Ukraine is positioning its Black Sea operational experience as a template for managing maritime coercion in the Strait of Hormuz, with President Volodymyr Zelenskyy arguing that Kyiv’s success in re-opening export routes despite Russian pressure has produced practical expertise relevant to the Gulf. The offer comes amid reporting that Iran is blocking Hormuz in retaliation for U.S. and Israeli strikes, and as Washington presses allies to support U.S.-led efforts to re-open the passage. More than 20 countries have reportedly agreed to assist, but political appetite to escalate into direct conflict with Iran remains limited.

Kyiv’s pitch is notable for treating “unblocking” as an ecosystem problem rather than a single military action. Ukrainian monitoring and industry sources describe the Black Sea corridor as a layered protection construct: air and missile defence against strikes on shipping approaches and port areas; mine countermeasures; and coordinated employment of coastal artillery, air force and other units to control a defined sea lane from Romanian territorial waters to Odesa. The corridor’s viability is evidenced by continued traffic into Odesa-region ports despite ongoing Russian missile and drone attacks, with one Ukrainian estimate putting port calls at around 200 cargo ships per month.

A central military differentiator has been Ukraine’s rapid iteration in maritime uncrewed systems. Ukrainian industry claims its sea drones have evolved from one-way attack craft into multi-role platforms able to carry machine guns, rocket launchers and FPV drones, and that they have been used to shoot down Russian helicopters and fixed-wing aircraft. If validated and transferable, that concept suggests a lower-cost, distributed method to impose risk on manned naval forces and to deter interdiction attempts—highly relevant for any coalition considering persistent presence and convoy protection in constrained waters.

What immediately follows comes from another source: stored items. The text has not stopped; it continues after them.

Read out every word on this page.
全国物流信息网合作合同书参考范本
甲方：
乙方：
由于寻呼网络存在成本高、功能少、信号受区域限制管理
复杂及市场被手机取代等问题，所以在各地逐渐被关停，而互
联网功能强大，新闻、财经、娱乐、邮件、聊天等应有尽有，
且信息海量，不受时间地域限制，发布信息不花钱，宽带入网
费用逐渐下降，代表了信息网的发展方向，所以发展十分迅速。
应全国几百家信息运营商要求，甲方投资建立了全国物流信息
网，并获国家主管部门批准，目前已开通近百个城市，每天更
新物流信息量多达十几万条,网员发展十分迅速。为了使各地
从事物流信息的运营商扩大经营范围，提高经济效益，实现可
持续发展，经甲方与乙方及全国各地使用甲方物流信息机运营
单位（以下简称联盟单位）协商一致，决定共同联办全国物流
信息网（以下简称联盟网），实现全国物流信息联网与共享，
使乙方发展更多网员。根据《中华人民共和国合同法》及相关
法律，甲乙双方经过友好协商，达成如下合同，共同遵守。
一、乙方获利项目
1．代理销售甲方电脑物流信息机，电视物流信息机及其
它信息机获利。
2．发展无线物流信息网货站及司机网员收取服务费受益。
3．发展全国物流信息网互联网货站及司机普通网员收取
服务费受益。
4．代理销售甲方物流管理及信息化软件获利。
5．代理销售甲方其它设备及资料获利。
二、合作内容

For Europe, the implication is twofold. First, Hormuz disruption directly impacts European energy pricing and LNG supply risk; a de-escalatory, protection-focused “corridor” concept could be politically more palatable than overt offensive operations. Second, Ukraine is marketing operational art and systems integration—uncrewed maritime capabilities, layered air defence, and commercial risk-sharing—as exportable expertise. That strengthens Kyiv’s case for deeper European industrial and doctrinal cooperation in maritime unmanned systems, insurance-backed shipping resilience, and coalition MCM/air defence interoperability, even if direct European participation in combat operations against Iran remains unlikely.